コンサート解説
ベルナルド・ハイティンクが初めてベルリン・フィルを指揮したのは、1964年3月12日のことでした。共演50周年にあたる記念すべきこの定期演奏会では、ウィーン古典派に定評のあるアメリカ人ピアニスト、エマニュエル・アックスをソリストに迎えます。
今回彼が弾くモーツァルトのピアノ協奏曲第9番《ジェナミー》は、1777年、ピアニストのルイーゼ・ヴィクトリア・ジェナミーのために書かれました。当時21歳だったモーツァルトは、この技巧的な作品によりピアノ協奏曲の新スタンダードを確立。曲の冒頭でソリストとオーケストラが対話を交わすのは当時としては異例で、モーツァルトの慣習にとらわれない創作への意思を示していると言えるでしょう。
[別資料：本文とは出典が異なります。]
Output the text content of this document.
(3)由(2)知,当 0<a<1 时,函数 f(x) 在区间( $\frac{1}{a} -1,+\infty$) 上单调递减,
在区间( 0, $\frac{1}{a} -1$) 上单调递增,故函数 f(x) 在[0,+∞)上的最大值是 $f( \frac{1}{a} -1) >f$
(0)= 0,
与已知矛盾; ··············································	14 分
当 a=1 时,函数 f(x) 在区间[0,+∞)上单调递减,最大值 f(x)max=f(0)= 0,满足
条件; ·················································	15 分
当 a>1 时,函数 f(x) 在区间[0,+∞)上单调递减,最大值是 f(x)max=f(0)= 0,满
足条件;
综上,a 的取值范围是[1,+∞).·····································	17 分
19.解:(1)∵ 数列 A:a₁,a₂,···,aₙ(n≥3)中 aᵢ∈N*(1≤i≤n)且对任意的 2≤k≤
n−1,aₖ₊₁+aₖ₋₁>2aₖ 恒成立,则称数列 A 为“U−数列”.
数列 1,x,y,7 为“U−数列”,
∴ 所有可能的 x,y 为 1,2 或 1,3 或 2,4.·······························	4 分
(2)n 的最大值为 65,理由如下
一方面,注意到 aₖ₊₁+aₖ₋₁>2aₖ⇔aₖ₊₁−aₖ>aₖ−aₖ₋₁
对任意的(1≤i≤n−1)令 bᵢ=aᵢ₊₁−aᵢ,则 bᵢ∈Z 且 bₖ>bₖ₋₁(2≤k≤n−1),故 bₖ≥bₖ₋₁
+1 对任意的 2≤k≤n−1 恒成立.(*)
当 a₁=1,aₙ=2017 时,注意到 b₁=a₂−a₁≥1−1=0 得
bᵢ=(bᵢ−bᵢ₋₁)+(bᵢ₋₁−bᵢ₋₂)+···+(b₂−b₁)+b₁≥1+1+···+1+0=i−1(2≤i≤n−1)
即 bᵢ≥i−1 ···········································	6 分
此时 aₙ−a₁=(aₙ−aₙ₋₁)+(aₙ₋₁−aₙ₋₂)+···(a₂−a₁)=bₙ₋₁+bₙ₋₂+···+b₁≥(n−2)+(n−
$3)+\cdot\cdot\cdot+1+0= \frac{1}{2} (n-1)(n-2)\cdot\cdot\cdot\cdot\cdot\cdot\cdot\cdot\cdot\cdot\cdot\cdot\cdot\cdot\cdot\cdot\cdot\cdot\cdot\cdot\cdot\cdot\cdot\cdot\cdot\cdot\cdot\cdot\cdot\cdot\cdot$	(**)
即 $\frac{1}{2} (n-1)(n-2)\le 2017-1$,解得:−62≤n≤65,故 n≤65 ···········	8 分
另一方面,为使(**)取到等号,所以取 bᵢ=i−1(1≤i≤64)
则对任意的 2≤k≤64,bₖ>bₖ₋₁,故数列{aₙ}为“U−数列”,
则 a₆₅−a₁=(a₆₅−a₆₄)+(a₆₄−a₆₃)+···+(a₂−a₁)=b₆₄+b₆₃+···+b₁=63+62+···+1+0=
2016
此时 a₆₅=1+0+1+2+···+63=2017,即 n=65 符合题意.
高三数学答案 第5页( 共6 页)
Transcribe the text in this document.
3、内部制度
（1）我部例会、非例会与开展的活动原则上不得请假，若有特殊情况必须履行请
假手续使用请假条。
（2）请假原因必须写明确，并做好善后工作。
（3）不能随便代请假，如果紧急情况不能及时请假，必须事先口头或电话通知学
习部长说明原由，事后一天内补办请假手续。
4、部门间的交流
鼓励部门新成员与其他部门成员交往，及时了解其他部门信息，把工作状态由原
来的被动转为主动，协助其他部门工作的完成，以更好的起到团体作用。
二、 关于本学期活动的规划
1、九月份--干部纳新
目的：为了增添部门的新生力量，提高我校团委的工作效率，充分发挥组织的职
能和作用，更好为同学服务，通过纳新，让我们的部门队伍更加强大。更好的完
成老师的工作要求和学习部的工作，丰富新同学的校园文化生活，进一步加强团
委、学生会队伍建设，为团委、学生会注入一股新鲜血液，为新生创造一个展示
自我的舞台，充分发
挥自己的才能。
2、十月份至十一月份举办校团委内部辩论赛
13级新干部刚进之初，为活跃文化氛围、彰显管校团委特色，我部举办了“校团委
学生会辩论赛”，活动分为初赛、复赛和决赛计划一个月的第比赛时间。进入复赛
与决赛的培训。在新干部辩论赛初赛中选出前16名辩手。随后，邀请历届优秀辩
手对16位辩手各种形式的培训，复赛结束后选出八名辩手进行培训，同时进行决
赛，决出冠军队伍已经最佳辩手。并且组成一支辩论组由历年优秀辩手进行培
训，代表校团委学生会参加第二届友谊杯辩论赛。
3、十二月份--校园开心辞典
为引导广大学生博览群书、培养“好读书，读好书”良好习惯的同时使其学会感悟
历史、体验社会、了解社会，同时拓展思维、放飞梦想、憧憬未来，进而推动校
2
後半はブルックナーの交響曲第4番。《ロマンティック》の愛称で知られ、ブルックナーの交響曲の中でもっとも頻繁に演奏されるこの作品は、冒頭のホルンをはじめ、美しいメロディーに満ちています。ハイティンクは1996年にベルリン・フィルとこの作品を演奏しており、今回は18年ぶりとなります。